Sounds like you might have an ABS modulator/dump valve problem… You might have to use a proper scan tool to command the modulator while bleeding the system, or possible it is just bad and requires replacing…

Like @pleasedodgevan2 said, time to go to the service manual for the proper bleeding procedure to bleed the brakes on this vehicle… and it still may require an advanced scan tool that can command the modulator…

ASEmaster and a few others might be more familiar with this system…

I had one experience that was similar. I had what felt like no brake at all at the rear on a motorcycle. I bled the line many times and there was no air coming out. What it was, was a loose brake caliper. The whole caliper was shifting under braking pressure so all the force from the master cylinder was lost shifting around the caliper rather than pressing the pad against the rotor.

I’m guessing even if the ABS function has failed, you’d still have working brakes. I’m doubting the ABS as a cause for the no-pedal theory. One idea, the brake booster is involved. Are you able to disconnect the brake booster entirely from the MC? Temporarily, as a test. If so, see if the pedal returns then.

If not, suggest to try a gravity bleed procedure. Sometimes pumping on the pedal while attempted a bleed will move more air into system than was there before. Takes some time, be patient. Wheel by wheel, in correct order for your car’s configuration. Attach clear hose to bleeder, loop hose up a little, then back down into jar. Open bleeder. Gravity will cause fluid to move from MC to caliper and out the hose. Once all the bubbles are gone,-- might take several hours – close the valve and do the next wheel. Top off MC as required.

If problem is air in ABS, you’ll may have to use a Ford scan tool to open & close valves in ABS unit to fix that.

No calipers were recently replaced, right? Bleed screws are all at the top of the calipers?

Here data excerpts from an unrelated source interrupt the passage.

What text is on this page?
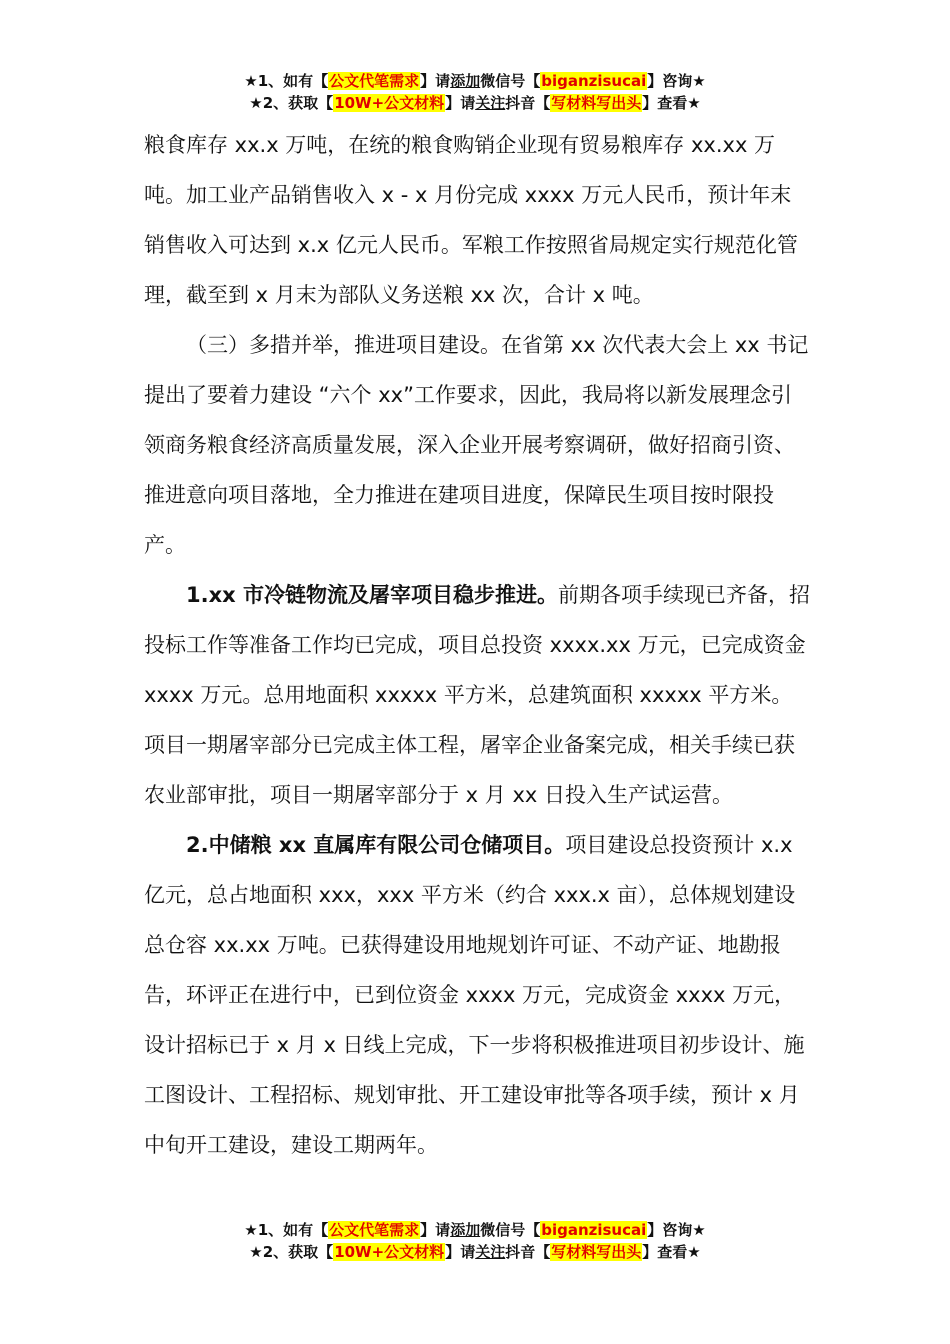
★1、如有【公文代笔需求】请添加微信号【biganzisucai】咨询★
★2、获取【10W+公文材料】请关注抖音【写材料写出头】查看★

粮食库存 xx.x 万吨，在统的粮食购销企业现有贸易粮库存 xx.xx 万吨。加工业产品销售收入 x - x 月份完成 xxxx 万元人民币，预计年末销售收入可达到 x.x 亿元人民币。军粮工作按照省局规定实行规范化管理，截至到 x 月末为部队义务送粮 xx 次，合计 x 吨。

（三）多措并举，推进项目建设。在省第 xx 次代表大会上 xx 书记提出了要着力建设 “六个 xx”工作要求，因此，我局将以新发展理念引领商务粮食经济高质量发展，深入企业开展考察调研，做好招商引资、推进意向项目落地，全力推进在建项目进度，保障民生项目按时限投产。

1.xx 市冷链物流及屠宰项目稳步推进。前期各项手续现已齐备，招投标工作等准备工作均已完成，项目总投资 xxxx.xx 万元，已完成资金 xxxx 万元。总用地面积 xxxxx 平方米，总建筑面积 xxxxx 平方米。项目一期屠宰部分已完成主体工程，屠宰企业备案完成，相关手续已获农业部审批，项目一期屠宰部分于 x 月 xx 日投入生产试运营。

2.中储粮 xx 直属库有限公司仓储项目。项目建设总投资预计 x.x 亿元，总占地面积 xxx，xxx 平方米（约合 xxx.x 亩），总体规划建设总仓容 xx.xx 万吨。已获得建设用地规划许可证、不动产证、地勘报告，环评正在进行中，已到位资金 xxxx 万元，完成资金 xxxx 万元，设计招标已于 x 月 x 日线上完成，下一步将积极推进项目初步设计、施工图设计、工程招标、规划审批、开工建设审批等各项手续，预计 x 月中旬开工建设，建设工期两年。

★1、如有【公文代笔需求】请添加微信号【biganzisucai】咨询★
★2、获取【10W+公文材料】请关注抖音【写材料写出头】查看★
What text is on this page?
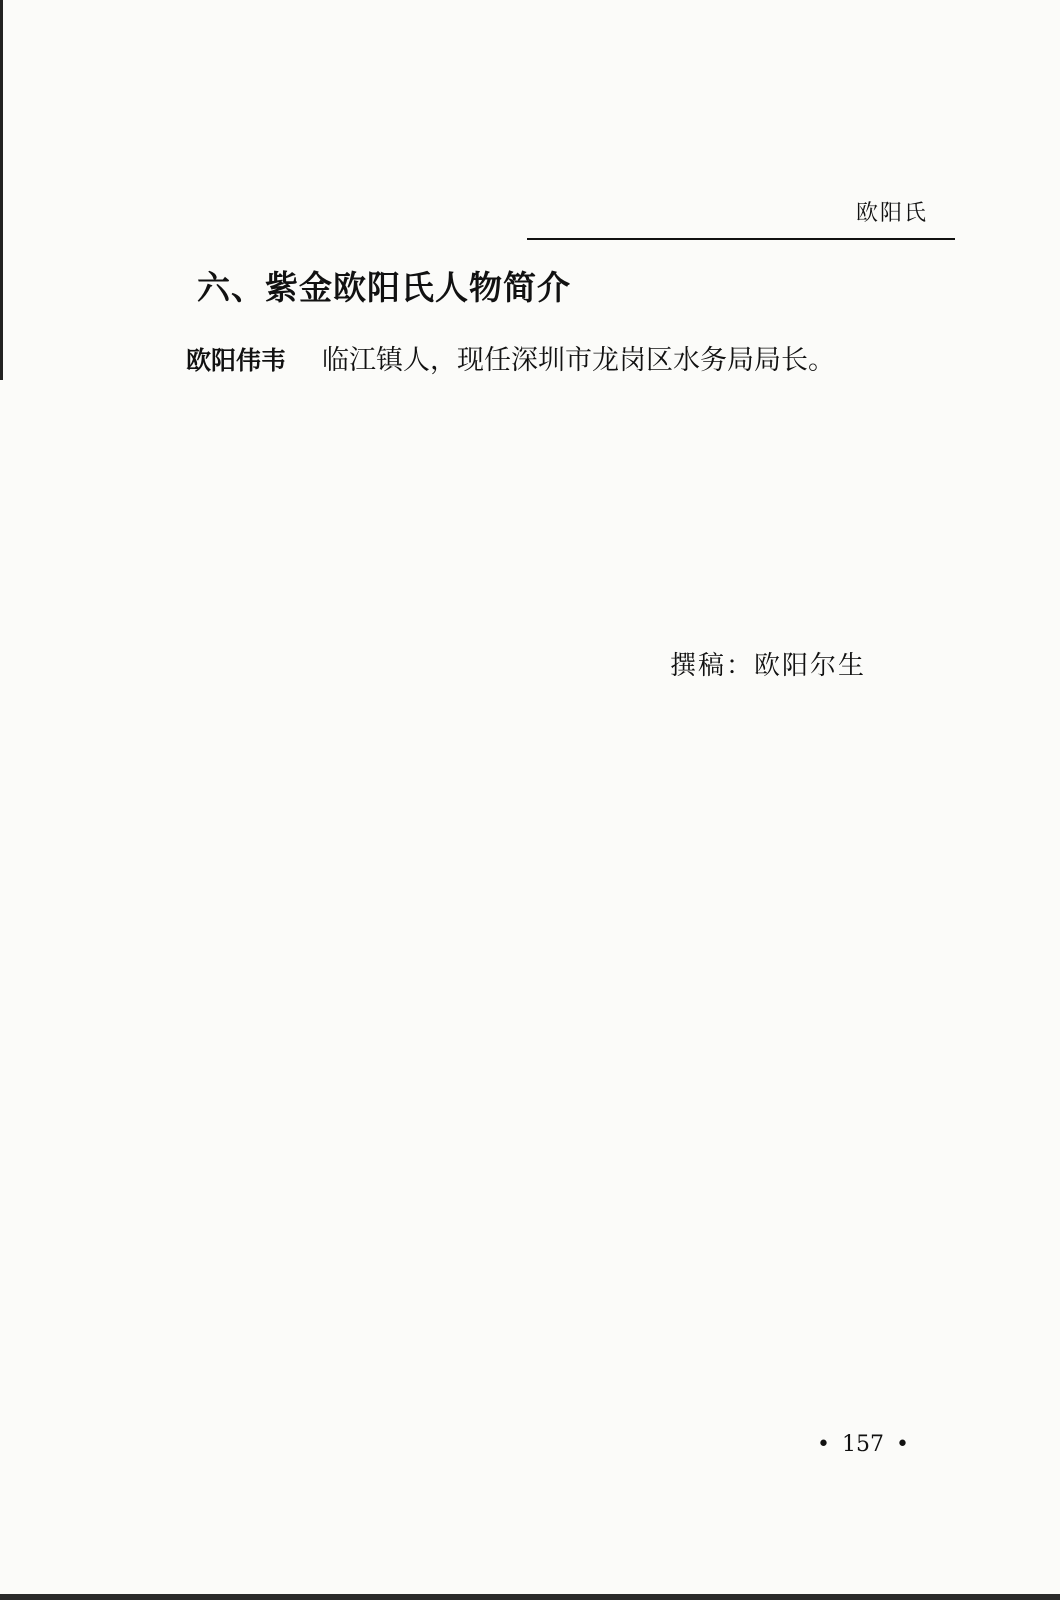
欧阳氏
六、紫金欧阳氏人物简介
欧阳伟韦 临江镇人，现任深圳市龙岗区水务局局长。
撰稿：欧阳尔生
• 157 •
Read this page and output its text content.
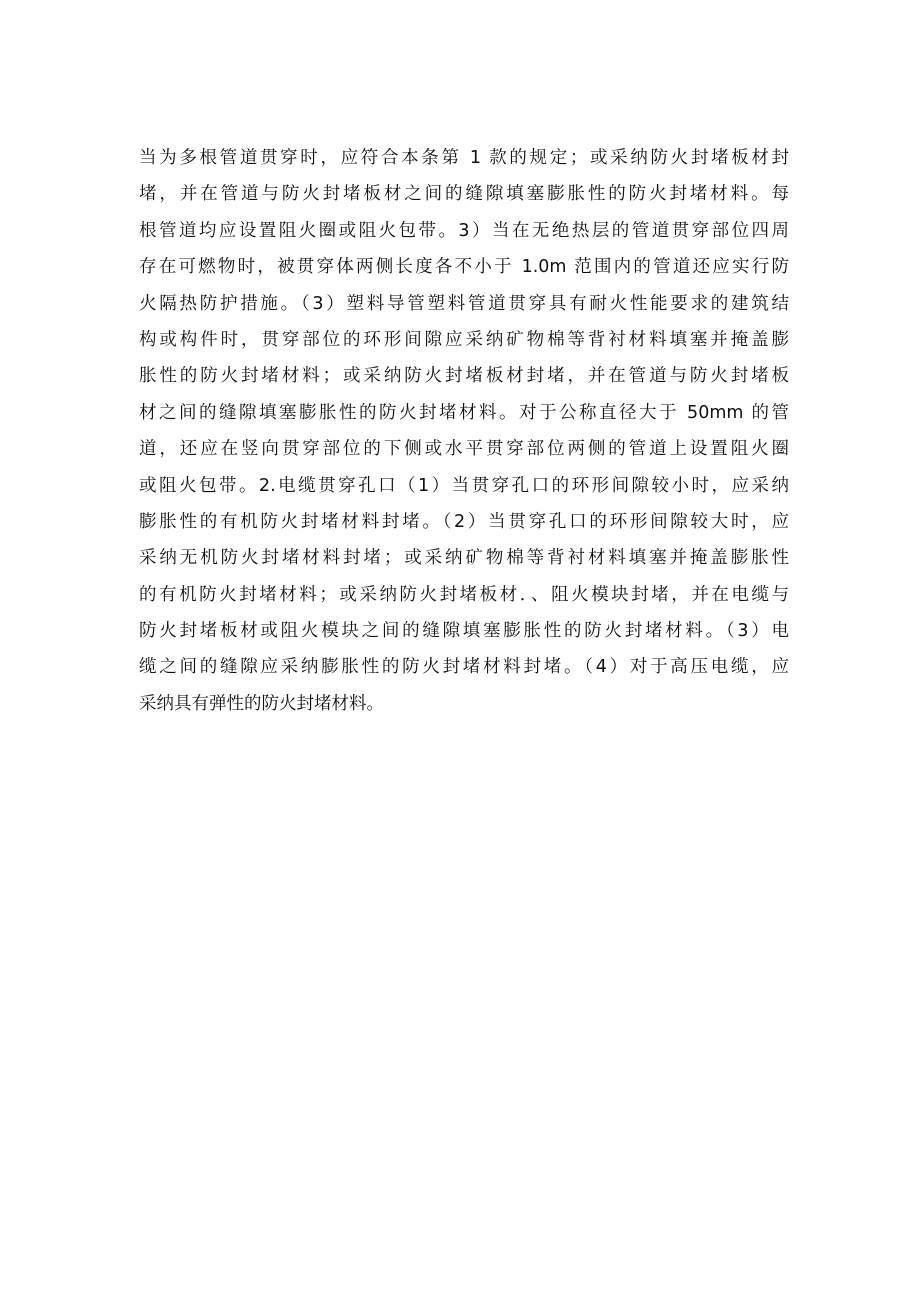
当为多根管道贯穿时，应符合本条第 1 款的规定；或采纳防火封堵板材封
堵，并在管道与防火封堵板材之间的缝隙填塞膨胀性的防火封堵材料。每
根管道均应设置阻火圈或阻火包带。3）当在无绝热层的管道贯穿部位四周
存在可燃物时，被贯穿体两侧长度各不小于 1.0m 范围内的管道还应实行防
火隔热防护措施。（3）塑料导管塑料管道贯穿具有耐火性能要求的建筑结
构或构件时，贯穿部位的环形间隙应采纳矿物棉等背衬材料填塞并掩盖膨
胀性的防火封堵材料；或采纳防火封堵板材封堵，并在管道与防火封堵板
材之间的缝隙填塞膨胀性的防火封堵材料。对于公称直径大于 50mm 的管
道，还应在竖向贯穿部位的下侧或水平贯穿部位两侧的管道上设置阻火圈
或阻火包带。2.电缆贯穿孔口（1）当贯穿孔口的环形间隙较小时，应采纳
膨胀性的有机防火封堵材料封堵。（2）当贯穿孔口的环形间隙较大时，应
采纳无机防火封堵材料封堵；或采纳矿物棉等背衬材料填塞并掩盖膨胀性
的有机防火封堵材料；或采纳防火封堵板材．、阻火模块封堵，并在电缆与
防火封堵板材或阻火模块之间的缝隙填塞膨胀性的防火封堵材料。（3）电
缆之间的缝隙应采纳膨胀性的防火封堵材料封堵。（4）对于高压电缆，应
采纳具有弹性的防火封堵材料。
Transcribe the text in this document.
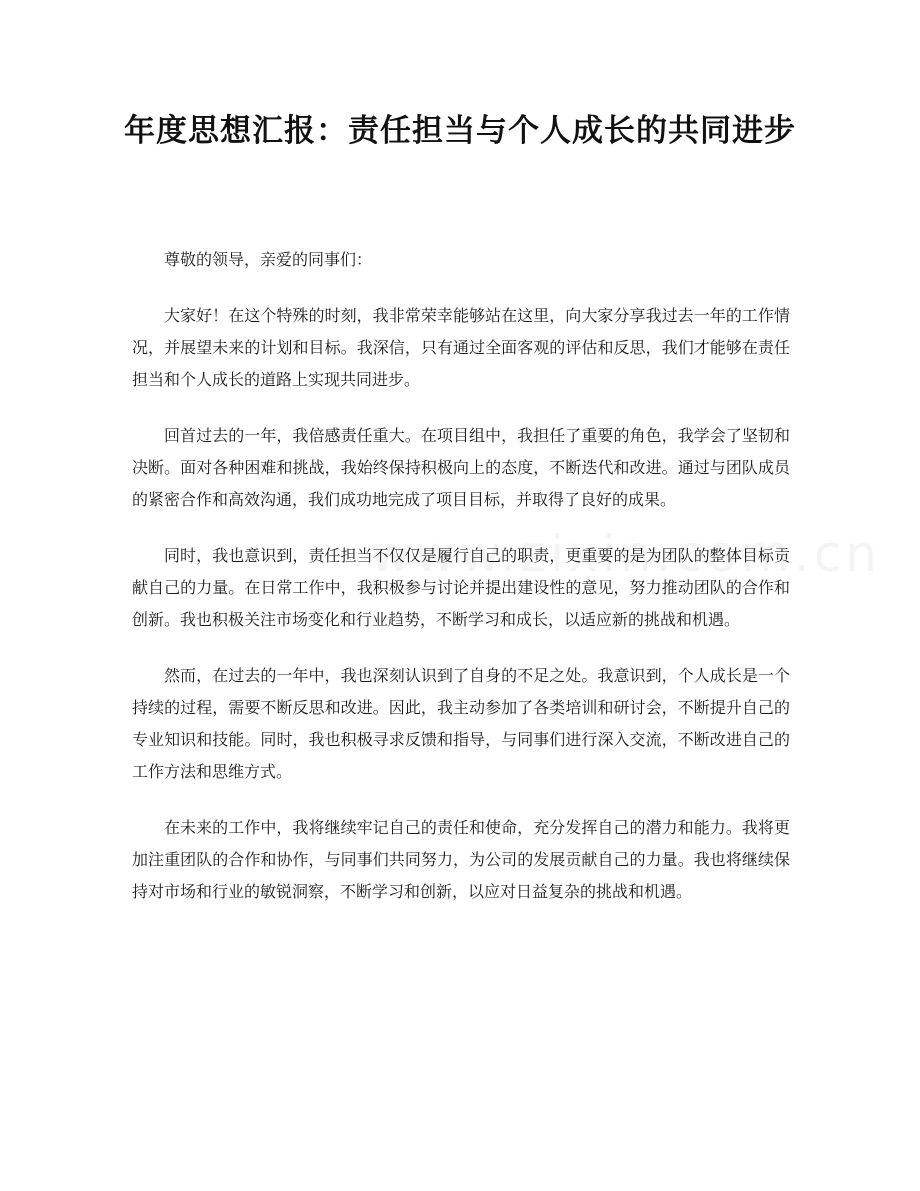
年度思想汇报：责任担当与个人成长的共同进步

尊敬的领导，亲爱的同事们：

大家好！在这个特殊的时刻，我非常荣幸能够站在这里，向大家分享我过去一年的工作情况，并展望未来的计划和目标。我深信，只有通过全面客观的评估和反思，我们才能够在责任担当和个人成长的道路上实现共同进步。

回首过去的一年，我倍感责任重大。在项目组中，我担任了重要的角色，我学会了坚韧和决断。面对各种困难和挑战，我始终保持积极向上的态度，不断迭代和改进。通过与团队成员的紧密合作和高效沟通，我们成功地完成了项目目标，并取得了良好的成果。

同时，我也意识到，责任担当不仅仅是履行自己的职责，更重要的是为团队的整体目标贡献自己的力量。在日常工作中，我积极参与讨论并提出建设性的意见，努力推动团队的合作和创新。我也积极关注市场变化和行业趋势，不断学习和成长，以适应新的挑战和机遇。

然而，在过去的一年中，我也深刻认识到了自身的不足之处。我意识到，个人成长是一个持续的过程，需要不断反思和改进。因此，我主动参加了各类培训和研讨会，不断提升自己的专业知识和技能。同时，我也积极寻求反馈和指导，与同事们进行深入交流，不断改进自己的工作方法和思维方式。

在未来的工作中，我将继续牢记自己的责任和使命，充分发挥自己的潜力和能力。我将更加注重团队的合作和协作，与同事们共同努力，为公司的发展贡献自己的力量。我也将继续保持对市场和行业的敏锐洞察，不断学习和创新，以应对日益复杂的挑战和机遇。
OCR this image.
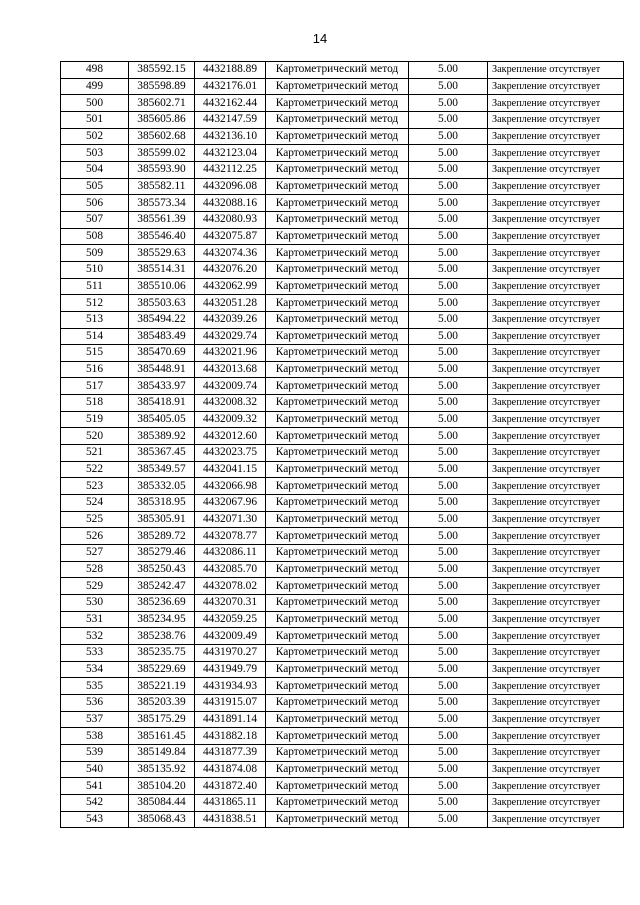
14
498	385592.15	4432188.89	Картометрический метод	5.00	Закрепление отсутствует
499	385598.89	4432176.01	Картометрический метод	5.00	Закрепление отсутствует
500	385602.71	4432162.44	Картометрический метод	5.00	Закрепление отсутствует
501	385605.86	4432147.59	Картометрический метод	5.00	Закрепление отсутствует
502	385602.68	4432136.10	Картометрический метод	5.00	Закрепление отсутствует
503	385599.02	4432123.04	Картометрический метод	5.00	Закрепление отсутствует
504	385593.90	4432112.25	Картометрический метод	5.00	Закрепление отсутствует
505	385582.11	4432096.08	Картометрический метод	5.00	Закрепление отсутствует
506	385573.34	4432088.16	Картометрический метод	5.00	Закрепление отсутствует
507	385561.39	4432080.93	Картометрический метод	5.00	Закрепление отсутствует
508	385546.40	4432075.87	Картометрический метод	5.00	Закрепление отсутствует
509	385529.63	4432074.36	Картометрический метод	5.00	Закрепление отсутствует
510	385514.31	4432076.20	Картометрический метод	5.00	Закрепление отсутствует
511	385510.06	4432062.99	Картометрический метод	5.00	Закрепление отсутствует
512	385503.63	4432051.28	Картометрический метод	5.00	Закрепление отсутствует
513	385494.22	4432039.26	Картометрический метод	5.00	Закрепление отсутствует
514	385483.49	4432029.74	Картометрический метод	5.00	Закрепление отсутствует
515	385470.69	4432021.96	Картометрический метод	5.00	Закрепление отсутствует
516	385448.91	4432013.68	Картометрический метод	5.00	Закрепление отсутствует
517	385433.97	4432009.74	Картометрический метод	5.00	Закрепление отсутствует
518	385418.91	4432008.32	Картометрический метод	5.00	Закрепление отсутствует
519	385405.05	4432009.32	Картометрический метод	5.00	Закрепление отсутствует
520	385389.92	4432012.60	Картометрический метод	5.00	Закрепление отсутствует
521	385367.45	4432023.75	Картометрический метод	5.00	Закрепление отсутствует
522	385349.57	4432041.15	Картометрический метод	5.00	Закрепление отсутствует
523	385332.05	4432066.98	Картометрический метод	5.00	Закрепление отсутствует
524	385318.95	4432067.96	Картометрический метод	5.00	Закрепление отсутствует
525	385305.91	4432071.30	Картометрический метод	5.00	Закрепление отсутствует
526	385289.72	4432078.77	Картометрический метод	5.00	Закрепление отсутствует
527	385279.46	4432086.11	Картометрический метод	5.00	Закрепление отсутствует
528	385250.43	4432085.70	Картометрический метод	5.00	Закрепление отсутствует
529	385242.47	4432078.02	Картометрический метод	5.00	Закрепление отсутствует
530	385236.69	4432070.31	Картометрический метод	5.00	Закрепление отсутствует
531	385234.95	4432059.25	Картометрический метод	5.00	Закрепление отсутствует
532	385238.76	4432009.49	Картометрический метод	5.00	Закрепление отсутствует
533	385235.75	4431970.27	Картометрический метод	5.00	Закрепление отсутствует
534	385229.69	4431949.79	Картометрический метод	5.00	Закрепление отсутствует
535	385221.19	4431934.93	Картометрический метод	5.00	Закрепление отсутствует
536	385203.39	4431915.07	Картометрический метод	5.00	Закрепление отсутствует
537	385175.29	4431891.14	Картометрический метод	5.00	Закрепление отсутствует
538	385161.45	4431882.18	Картометрический метод	5.00	Закрепление отсутствует
539	385149.84	4431877.39	Картометрический метод	5.00	Закрепление отсутствует
540	385135.92	4431874.08	Картометрический метод	5.00	Закрепление отсутствует
541	385104.20	4431872.40	Картометрический метод	5.00	Закрепление отсутствует
542	385084.44	4431865.11	Картометрический метод	5.00	Закрепление отсутствует
543	385068.43	4431838.51	Картометрический метод	5.00	Закрепление отсутствует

https://www.justanswer.com/ford/8xkhl-lincoln-mkz-08-lincoln-mkz-brake-pedal-goes.html

Tester

@Tester, that link takes you to their web page where they want you to start a chat with them, it does not give the answer.

@USRPTVT you will probably need a scan tool for this, and maybe a pressure bleeder. Also, did you bench bleed the MC before you installed it?

One more thing, when doing the two man bleed, after each pump, the pedal must be SLOWLY returned to the up position. Even if you did bench bleed the MC, it may need to be done again as it sounds like air has gotten in somehow. It has to be bench bleed off the vehicle.

Didn’t you read what the Ford mechanic suggested?

Tester

I tried. I saw the question and clicked on the box, but it did not give me the answer, it just opened a chat session.